Biz bunu içimize sindiremiyoruz, başka bir yol, halkın öznesi olduğu bir yol var görüyoruz.
Ülkemize sahip çıkmanın yolu, direnenlerin yanında, omuz başında onlarla birlikte haksızlıklara, hukuksuzluklara, adaletsizliklere karşı mücadele etmekten geçiyor.
Ülkemize sahip çıkmanın yolu, haklı olanın, doğru olanın güçlü de olduğunu, daha da güçleneceğini göstermekten geçiyor.
Temmuz sıcağında Adalet yürüyüşünün yeniden yükselttiği ivme sonrasında aynı inanç ve kararlılıkla yola devam etmemiz gerekiyor.
Meclis 2 vekilin daha vekilliğini resmi olarak düşürüp, muhalefetin sesini iyice kısmayı hedefleyen iç tüzük değişikliğini gerçekleştirip 1 Ekim’e kadar tatile çıkmışken sokaklarda siyasi mücadelenin yükseltilmesi gerekiyor.
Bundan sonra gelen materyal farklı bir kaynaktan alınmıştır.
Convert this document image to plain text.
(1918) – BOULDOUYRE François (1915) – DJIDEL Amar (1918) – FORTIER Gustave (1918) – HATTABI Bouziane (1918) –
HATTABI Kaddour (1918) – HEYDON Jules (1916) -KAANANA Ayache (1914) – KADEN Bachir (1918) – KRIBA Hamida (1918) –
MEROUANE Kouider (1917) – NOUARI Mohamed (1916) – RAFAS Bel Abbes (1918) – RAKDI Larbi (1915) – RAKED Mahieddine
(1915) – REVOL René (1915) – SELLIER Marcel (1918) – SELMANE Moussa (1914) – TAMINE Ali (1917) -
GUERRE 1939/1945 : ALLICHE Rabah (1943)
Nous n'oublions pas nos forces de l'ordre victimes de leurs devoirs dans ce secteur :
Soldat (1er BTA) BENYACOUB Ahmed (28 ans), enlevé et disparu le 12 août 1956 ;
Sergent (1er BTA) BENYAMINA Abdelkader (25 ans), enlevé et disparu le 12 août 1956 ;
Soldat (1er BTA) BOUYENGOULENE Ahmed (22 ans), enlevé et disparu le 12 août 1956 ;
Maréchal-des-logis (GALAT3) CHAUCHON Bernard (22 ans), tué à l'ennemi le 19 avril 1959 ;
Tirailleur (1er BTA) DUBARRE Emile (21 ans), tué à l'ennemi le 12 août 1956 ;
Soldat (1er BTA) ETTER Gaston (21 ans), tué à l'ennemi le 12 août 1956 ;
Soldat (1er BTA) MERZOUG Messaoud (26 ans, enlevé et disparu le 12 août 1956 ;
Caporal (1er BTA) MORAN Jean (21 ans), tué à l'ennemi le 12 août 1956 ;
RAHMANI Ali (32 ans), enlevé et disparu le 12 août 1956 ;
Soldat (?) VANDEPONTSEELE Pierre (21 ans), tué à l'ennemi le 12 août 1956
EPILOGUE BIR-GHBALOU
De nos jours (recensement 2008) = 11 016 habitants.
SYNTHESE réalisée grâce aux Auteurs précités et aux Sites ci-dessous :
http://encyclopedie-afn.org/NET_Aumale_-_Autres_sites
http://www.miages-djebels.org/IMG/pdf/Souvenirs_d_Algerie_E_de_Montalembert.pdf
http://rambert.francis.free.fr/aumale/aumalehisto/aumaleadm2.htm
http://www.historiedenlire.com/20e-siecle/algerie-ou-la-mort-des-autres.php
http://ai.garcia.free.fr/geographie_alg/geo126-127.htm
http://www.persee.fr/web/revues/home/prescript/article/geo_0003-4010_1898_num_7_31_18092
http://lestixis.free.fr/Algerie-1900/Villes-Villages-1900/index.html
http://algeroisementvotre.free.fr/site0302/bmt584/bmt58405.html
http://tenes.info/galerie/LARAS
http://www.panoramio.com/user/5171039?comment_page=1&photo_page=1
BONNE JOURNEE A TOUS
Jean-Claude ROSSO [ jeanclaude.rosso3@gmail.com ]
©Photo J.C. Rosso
Örneğin, siz bu satırları okuduğunuz sırada sözde savunma denilen o muhteşem iddianamelerin okunduğu Cumhuriyet davasının 5 günlük duruşma maratonunun son günü için Çağlayan’da olacağız. Adalet talebimizi içinde Adalet dışında her şey olan Türkiye’nin en çirkin ikinci sarayının duvarlarının karşısında haykıracağız. Sesimizin duvarları aşıp içeriye ulaşması için en azından İstanbul’da yaşayan arkadaşlarımızın acil katkısına ihtiyacımız var.
Hemen oradan sonra gidip Veli’nin yanında durmamız lazım, Semih ve Nuriye’yi öldürmek isteyen cellatların elinden çekip almak için çok az zamanımız kaldı.
Diyarbakır’da başlayan “vicdan ve adalet nöbeti” bu ülkede hep birlikte kardeşçe yaşamaya devam etmek isteyen herkes için yeni bir olanak aynı zamanda.
Sadece AKP/Saray iktidarını rahatsız ettikleri için halkın oyuyla seçilmiş milletvekillerinin hapishanelerde tutulmasına göz yumduğumuz her an ülkemiz kocaman bir hapishaneye dönüyorken beklemek olur mu?
Belki biraz uzadı, belki düşündüğümüzden zor oluyor ama bu düzen değişecek.
Gün gün, adım adım, dalga dalga Devrimci bir Cumhuriyet'e yürüyoruz.
Bunun için hepimizin katkısına ihtiyaç var.